Chapter 4: Wanting the Impossible
That’s right.
I wanted Kabir.
From the very first moment I saw him.
When he strode into class with that careless confidence and hair falling over his eyes, all the girls giggled and even the boys sat up straighter. For the first time, I felt a flutter that had nothing to do with marks or exams.
I have to admit, Kabir appeared at just the right time.
In the seventeen years before he showed up, I had only one dream.
When my dad got dead drunk and his fists rained down on me like a storm.
When my mum, in order to save up a marriage fund for my little brother, dragged me at thirteen to be married off to a fifty-year-old, twice-widowed man.
“Get into the best university and escape from here.”
I never forgot—not for a second. I never dared slack off.
Later, even when I could easily get a perfect score on the 2022 CBSE Maths Paper 1,
I knew: India’s best university was firmly within my grasp.
All I had to do was wait for next year’s board exams. One shot, one chance.
But when I looked back on my dusty seventeen years, all I saw was a miserable childhood and a life buried in books. The walls of our two-room flat felt tighter every year, with the ceiling fan creaking and Ma’s voice always calling for chores or tea. Sometimes, a WhatsApp ping from a friend would light up my screen, but I never replied. There was always something to worry about—Ma’s missed calls, neighbours gossiping on the landing.
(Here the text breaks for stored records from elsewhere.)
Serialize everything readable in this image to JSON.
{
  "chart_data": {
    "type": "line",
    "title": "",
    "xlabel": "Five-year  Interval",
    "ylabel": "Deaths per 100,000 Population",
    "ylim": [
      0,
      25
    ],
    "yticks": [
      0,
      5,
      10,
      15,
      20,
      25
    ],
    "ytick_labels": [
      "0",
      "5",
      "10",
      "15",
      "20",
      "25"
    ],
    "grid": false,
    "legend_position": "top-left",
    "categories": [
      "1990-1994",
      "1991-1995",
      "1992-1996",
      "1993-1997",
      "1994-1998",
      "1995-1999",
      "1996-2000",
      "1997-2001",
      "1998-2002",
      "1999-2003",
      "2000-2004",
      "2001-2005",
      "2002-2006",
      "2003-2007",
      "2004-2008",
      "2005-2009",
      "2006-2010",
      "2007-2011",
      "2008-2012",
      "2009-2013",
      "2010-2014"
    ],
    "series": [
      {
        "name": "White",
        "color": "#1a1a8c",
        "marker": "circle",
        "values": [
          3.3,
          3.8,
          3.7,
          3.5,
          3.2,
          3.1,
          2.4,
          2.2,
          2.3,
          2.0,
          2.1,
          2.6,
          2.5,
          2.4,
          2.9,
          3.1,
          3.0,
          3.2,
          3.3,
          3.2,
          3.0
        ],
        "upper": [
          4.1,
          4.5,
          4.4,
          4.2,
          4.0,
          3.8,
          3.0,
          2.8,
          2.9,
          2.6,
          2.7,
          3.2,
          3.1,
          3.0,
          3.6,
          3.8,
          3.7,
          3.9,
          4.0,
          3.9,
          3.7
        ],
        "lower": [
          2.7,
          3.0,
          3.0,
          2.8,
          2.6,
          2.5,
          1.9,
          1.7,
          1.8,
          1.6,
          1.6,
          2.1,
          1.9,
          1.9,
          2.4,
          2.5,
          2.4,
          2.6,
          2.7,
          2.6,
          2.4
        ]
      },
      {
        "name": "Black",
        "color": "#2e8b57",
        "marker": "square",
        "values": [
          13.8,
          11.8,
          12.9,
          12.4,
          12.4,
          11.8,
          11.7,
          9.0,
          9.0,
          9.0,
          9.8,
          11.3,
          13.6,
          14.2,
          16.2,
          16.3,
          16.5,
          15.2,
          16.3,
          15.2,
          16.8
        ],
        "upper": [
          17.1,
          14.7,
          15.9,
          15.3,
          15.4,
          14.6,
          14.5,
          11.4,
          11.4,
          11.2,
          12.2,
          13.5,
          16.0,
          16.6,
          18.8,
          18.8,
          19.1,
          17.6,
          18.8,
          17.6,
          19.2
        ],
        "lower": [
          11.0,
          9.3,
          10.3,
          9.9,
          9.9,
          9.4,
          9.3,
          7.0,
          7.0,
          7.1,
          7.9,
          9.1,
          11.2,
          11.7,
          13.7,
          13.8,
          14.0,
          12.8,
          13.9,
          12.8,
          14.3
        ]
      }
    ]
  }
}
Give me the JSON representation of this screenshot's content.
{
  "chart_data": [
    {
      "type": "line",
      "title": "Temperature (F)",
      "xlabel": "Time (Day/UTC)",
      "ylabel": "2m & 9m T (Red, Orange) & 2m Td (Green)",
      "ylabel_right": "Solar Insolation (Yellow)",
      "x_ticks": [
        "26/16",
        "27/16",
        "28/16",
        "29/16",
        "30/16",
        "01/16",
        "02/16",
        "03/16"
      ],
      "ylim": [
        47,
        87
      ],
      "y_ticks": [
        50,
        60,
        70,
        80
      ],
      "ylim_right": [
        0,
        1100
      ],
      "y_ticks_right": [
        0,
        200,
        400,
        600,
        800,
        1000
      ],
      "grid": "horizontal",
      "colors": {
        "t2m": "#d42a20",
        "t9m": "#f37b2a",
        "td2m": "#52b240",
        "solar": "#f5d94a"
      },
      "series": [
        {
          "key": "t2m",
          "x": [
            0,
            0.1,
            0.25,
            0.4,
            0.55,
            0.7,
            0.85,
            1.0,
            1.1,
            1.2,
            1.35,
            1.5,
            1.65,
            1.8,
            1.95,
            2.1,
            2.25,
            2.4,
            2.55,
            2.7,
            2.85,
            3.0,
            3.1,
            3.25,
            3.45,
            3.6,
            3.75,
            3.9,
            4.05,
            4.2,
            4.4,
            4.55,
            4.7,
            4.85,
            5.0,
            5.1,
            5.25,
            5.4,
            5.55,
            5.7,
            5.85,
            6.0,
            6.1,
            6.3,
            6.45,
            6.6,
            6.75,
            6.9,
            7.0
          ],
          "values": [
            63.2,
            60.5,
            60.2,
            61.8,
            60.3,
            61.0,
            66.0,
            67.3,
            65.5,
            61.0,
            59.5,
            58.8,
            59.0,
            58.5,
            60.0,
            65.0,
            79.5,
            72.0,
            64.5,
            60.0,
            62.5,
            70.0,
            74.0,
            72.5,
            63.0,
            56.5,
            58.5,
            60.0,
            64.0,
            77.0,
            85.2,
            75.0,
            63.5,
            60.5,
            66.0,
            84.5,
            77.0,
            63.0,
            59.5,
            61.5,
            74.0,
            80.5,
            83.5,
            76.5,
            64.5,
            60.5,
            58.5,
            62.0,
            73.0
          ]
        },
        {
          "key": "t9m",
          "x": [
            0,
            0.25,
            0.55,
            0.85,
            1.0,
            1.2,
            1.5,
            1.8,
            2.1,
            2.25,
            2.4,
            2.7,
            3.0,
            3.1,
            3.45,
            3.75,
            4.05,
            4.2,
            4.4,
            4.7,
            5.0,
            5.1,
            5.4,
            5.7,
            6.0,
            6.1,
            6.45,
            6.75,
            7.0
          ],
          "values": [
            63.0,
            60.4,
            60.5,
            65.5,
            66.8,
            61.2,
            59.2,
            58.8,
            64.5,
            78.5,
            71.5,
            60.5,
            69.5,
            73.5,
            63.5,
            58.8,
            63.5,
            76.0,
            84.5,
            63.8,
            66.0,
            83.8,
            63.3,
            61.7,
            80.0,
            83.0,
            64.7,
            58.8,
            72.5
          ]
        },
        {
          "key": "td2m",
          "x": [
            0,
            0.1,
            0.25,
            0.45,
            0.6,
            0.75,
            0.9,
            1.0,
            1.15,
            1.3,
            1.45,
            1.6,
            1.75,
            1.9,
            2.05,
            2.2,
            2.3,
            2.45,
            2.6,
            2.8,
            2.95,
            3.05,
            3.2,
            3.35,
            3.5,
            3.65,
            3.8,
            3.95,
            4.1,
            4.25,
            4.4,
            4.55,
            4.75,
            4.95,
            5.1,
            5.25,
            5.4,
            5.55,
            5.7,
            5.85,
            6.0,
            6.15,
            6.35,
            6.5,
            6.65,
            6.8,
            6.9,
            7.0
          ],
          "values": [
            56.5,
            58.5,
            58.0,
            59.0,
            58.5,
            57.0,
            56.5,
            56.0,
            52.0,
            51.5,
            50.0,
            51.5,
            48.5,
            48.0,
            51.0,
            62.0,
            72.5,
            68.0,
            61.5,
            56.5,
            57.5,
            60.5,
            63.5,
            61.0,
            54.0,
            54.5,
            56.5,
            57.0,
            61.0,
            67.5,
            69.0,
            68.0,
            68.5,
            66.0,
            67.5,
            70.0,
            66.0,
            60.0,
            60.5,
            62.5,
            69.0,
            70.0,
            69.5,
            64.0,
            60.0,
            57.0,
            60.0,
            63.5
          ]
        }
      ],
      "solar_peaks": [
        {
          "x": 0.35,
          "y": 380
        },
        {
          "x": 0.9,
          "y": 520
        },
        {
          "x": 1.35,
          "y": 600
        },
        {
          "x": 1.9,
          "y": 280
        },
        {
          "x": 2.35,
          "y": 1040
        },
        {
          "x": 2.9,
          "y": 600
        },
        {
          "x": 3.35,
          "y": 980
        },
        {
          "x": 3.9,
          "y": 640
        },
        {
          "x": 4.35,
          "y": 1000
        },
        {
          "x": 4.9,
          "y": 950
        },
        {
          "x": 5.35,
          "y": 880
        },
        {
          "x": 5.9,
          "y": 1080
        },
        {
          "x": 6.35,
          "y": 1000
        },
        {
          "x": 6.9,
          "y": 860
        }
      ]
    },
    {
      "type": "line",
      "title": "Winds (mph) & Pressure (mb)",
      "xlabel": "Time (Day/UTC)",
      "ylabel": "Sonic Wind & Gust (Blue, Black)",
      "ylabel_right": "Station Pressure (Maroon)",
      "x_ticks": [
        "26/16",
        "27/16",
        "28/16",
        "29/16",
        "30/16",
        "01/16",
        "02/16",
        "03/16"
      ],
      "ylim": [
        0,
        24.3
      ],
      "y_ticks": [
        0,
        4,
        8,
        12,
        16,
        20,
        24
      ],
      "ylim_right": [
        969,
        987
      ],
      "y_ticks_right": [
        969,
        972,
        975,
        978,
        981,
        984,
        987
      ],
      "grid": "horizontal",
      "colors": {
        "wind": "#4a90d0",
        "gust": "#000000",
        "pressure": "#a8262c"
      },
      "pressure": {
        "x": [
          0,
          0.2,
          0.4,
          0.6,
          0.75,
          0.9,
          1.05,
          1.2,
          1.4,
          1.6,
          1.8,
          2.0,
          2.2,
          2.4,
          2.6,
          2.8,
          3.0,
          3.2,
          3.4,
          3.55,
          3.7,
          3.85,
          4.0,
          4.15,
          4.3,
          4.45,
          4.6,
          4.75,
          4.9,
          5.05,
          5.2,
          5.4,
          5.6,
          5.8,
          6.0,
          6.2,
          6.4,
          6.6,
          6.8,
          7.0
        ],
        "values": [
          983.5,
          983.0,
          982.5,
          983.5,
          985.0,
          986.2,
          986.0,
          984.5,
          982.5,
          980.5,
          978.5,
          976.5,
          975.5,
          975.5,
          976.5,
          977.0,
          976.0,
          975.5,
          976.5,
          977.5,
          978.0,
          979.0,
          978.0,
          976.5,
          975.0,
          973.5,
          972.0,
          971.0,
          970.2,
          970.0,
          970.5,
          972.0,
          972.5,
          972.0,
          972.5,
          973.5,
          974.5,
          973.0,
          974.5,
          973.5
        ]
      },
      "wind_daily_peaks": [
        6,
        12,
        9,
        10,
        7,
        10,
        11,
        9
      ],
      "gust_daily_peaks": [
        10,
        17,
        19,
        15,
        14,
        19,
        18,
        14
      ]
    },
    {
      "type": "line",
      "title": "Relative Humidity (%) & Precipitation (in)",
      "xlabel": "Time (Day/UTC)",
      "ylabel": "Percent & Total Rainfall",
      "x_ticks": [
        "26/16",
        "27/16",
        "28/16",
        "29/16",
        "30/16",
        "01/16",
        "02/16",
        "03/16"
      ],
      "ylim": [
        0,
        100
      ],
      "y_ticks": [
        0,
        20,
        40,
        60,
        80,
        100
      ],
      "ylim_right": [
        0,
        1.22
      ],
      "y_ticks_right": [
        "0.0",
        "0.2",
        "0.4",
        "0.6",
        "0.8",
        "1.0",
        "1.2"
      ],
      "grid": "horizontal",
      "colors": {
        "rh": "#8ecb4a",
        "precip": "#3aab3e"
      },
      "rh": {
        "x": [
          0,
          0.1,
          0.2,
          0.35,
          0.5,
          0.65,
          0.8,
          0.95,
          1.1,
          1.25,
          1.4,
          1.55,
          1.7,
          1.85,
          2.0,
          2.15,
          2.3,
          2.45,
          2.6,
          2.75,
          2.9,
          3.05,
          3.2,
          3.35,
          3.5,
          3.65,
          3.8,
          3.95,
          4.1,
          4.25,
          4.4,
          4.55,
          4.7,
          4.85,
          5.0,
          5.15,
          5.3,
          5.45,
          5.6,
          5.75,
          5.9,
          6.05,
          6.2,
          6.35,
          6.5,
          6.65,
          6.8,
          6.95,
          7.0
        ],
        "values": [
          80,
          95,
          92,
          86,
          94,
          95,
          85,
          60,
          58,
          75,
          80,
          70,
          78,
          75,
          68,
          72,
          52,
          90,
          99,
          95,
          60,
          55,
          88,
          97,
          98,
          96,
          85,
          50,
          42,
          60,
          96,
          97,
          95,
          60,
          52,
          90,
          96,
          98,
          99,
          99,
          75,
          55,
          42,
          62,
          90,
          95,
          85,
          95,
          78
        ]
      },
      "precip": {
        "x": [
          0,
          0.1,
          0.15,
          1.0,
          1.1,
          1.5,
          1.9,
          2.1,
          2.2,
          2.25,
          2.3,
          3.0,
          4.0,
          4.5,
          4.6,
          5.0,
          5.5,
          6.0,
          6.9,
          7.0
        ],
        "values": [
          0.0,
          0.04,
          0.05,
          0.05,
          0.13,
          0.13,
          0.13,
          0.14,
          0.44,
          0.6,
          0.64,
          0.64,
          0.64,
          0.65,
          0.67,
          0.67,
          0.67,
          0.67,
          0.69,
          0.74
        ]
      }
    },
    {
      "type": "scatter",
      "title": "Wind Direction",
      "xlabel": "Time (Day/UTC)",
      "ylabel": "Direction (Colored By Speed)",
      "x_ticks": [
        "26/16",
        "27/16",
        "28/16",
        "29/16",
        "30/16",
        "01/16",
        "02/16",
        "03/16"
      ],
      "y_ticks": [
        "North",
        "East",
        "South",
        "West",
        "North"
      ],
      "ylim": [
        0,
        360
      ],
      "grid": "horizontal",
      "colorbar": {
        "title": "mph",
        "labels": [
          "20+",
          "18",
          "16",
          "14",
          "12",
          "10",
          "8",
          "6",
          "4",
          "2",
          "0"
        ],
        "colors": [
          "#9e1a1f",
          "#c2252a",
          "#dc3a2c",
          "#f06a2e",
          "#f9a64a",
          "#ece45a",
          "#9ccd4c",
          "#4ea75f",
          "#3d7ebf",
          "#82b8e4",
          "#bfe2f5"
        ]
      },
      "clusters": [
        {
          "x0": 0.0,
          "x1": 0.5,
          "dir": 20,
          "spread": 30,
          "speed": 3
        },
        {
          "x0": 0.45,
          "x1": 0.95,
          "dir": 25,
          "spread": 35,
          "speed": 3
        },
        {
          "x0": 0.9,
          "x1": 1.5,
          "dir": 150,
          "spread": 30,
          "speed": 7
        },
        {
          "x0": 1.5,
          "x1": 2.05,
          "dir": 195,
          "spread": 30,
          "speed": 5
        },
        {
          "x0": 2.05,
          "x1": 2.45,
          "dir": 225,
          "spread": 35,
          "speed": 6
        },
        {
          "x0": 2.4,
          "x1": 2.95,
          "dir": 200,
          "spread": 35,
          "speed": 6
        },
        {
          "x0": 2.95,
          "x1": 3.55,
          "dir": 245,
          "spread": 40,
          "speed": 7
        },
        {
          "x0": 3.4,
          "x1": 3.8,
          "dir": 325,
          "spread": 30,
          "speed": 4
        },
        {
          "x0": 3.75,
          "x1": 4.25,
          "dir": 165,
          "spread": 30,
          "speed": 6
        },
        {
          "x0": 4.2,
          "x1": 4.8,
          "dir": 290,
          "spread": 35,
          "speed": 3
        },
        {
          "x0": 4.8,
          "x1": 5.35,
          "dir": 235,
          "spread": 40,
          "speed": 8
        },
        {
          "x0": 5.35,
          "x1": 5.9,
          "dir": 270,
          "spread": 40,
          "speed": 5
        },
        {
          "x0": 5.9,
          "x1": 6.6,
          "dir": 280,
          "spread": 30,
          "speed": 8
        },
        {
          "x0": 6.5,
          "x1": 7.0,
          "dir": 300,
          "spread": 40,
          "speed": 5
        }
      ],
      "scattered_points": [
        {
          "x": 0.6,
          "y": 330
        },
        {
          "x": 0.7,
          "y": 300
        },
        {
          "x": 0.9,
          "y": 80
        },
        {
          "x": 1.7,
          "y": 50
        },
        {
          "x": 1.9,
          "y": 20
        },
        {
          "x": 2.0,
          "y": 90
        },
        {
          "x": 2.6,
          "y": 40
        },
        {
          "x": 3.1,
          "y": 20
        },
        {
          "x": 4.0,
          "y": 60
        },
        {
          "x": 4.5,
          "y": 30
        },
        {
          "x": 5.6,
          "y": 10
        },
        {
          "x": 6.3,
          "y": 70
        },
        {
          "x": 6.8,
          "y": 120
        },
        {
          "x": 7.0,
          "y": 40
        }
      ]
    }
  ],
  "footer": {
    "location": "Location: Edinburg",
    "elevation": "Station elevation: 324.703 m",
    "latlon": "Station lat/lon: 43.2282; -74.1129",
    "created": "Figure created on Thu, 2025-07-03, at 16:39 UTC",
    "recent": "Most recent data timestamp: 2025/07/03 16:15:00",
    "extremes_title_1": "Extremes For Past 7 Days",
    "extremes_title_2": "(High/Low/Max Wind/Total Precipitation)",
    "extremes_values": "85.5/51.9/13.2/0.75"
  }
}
That day, Star Plus was replaying Shah Rukh Khan’s “Kal Ho Naa Ho.” I stared at that wild, beautiful face on the screen and was lost in thought for a long time. I wondered if life would ever let me have even one filmi moment.
“If only I could fall in love with such a beautiful boy at seventeen.”
And then Kabir appeared.
He was even younger and more beautiful than Shah Rukh in “Kal Ho Naa Ho.”
When he moved, his jersey outlined his lean muscles, stirring my deepest, most secret desires. The way he twirled his keys and grinned, the whole school would pause and stare.
I wanted him, but I couldn’t have him.
Like I said, all my skill points were in studying.
Other than that, I was utterly ordinary, lost in the crowd. My hair never shone, my skin was always sunburnt, and my shoes were always last year’s hand-me-downs.
Someone like Kabir, always the centre of attention, would never spare me a second glance.
But now, Ritika had handed him to me herself. Some part of me felt like a supporting character finally getting a taste of the hero’s world.